Bharosa provides several consumer authentication products, including a risk analytic system (Tracker) and a pseudo one-time password (OTP) product (Authenticator). If you don’t know about the Authenticator product – a picture is worth a thousand words. At the beginning of each session, the user is presented with a newly-scrambled graphical keypad. The user clicks on the letters of her password in sequence. The result is a pseudo OTP because the user’s response changes for each session, though the actual characters of the password do not. I don’t want to oversell the Authenticator product. To date, most of Bharosa’s customers have deployed the Tracker product, and like other OTP solutions, the Authenticator product is subject to man-in-the-middle attack.

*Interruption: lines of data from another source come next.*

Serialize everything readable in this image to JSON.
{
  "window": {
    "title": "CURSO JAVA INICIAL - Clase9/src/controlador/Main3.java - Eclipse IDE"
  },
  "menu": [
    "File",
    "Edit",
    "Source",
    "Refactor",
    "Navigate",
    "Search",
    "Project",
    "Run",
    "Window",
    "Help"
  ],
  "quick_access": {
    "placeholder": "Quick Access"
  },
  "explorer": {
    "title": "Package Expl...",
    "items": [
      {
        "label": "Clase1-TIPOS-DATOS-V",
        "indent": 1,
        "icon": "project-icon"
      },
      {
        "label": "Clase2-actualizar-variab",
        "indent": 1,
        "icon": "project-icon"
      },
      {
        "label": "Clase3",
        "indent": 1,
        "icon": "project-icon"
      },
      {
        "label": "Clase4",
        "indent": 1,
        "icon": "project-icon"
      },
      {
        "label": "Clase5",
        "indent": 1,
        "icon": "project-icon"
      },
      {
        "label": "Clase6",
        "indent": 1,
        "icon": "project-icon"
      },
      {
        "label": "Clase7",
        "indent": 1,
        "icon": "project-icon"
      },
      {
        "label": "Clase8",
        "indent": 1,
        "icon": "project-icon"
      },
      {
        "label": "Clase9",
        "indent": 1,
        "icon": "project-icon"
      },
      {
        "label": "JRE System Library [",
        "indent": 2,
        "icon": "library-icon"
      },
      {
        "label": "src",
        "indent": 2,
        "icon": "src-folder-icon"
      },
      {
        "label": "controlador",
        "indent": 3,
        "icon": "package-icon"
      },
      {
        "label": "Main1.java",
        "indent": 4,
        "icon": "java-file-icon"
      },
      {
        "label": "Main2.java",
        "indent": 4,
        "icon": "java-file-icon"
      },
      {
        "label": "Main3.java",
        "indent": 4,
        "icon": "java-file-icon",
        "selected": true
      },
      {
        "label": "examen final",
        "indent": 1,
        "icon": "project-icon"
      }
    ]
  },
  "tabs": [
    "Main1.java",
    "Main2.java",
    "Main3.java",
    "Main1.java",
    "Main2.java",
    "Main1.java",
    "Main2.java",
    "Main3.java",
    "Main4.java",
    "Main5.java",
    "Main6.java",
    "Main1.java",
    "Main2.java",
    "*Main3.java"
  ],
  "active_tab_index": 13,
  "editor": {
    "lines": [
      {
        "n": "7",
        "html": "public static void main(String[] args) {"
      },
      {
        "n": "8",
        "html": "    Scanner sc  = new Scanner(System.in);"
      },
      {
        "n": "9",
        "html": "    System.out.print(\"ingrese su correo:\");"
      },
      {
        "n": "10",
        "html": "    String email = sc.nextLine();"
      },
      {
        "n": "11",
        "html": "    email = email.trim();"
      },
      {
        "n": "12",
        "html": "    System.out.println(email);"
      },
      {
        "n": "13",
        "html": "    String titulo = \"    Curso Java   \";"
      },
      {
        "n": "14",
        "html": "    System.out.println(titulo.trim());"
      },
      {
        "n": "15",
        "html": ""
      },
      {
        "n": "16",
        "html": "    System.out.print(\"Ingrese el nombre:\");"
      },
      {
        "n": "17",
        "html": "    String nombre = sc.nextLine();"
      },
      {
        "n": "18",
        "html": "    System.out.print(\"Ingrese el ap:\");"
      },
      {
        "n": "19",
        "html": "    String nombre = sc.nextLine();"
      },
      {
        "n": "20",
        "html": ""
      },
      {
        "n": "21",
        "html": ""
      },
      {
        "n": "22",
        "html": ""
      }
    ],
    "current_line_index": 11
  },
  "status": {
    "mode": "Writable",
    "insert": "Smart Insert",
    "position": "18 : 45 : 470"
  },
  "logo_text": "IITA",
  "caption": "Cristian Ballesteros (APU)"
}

Oracle and Bharosa have integrated some of their products over the past year, but why did Oracle acquire Bharosa? The first reason is that the acquisition gives them an entry point into the exploding consumer authentication market. Many of the world’s largest corporations are implementing consumer authentication solutions to mitigate identity theft, consumer fraud, and meet compliance initiatives (e.g., the Federal Financial Institutions Examination Council [FFIEC] guidance on the insufficiency of password-based authentication). The acquisition also will provide some “pull-through” of Oracle’s other IdM products (particularly Access Manager). The acquisition also complements Oracle’s Mantas and Reveleus financial services products.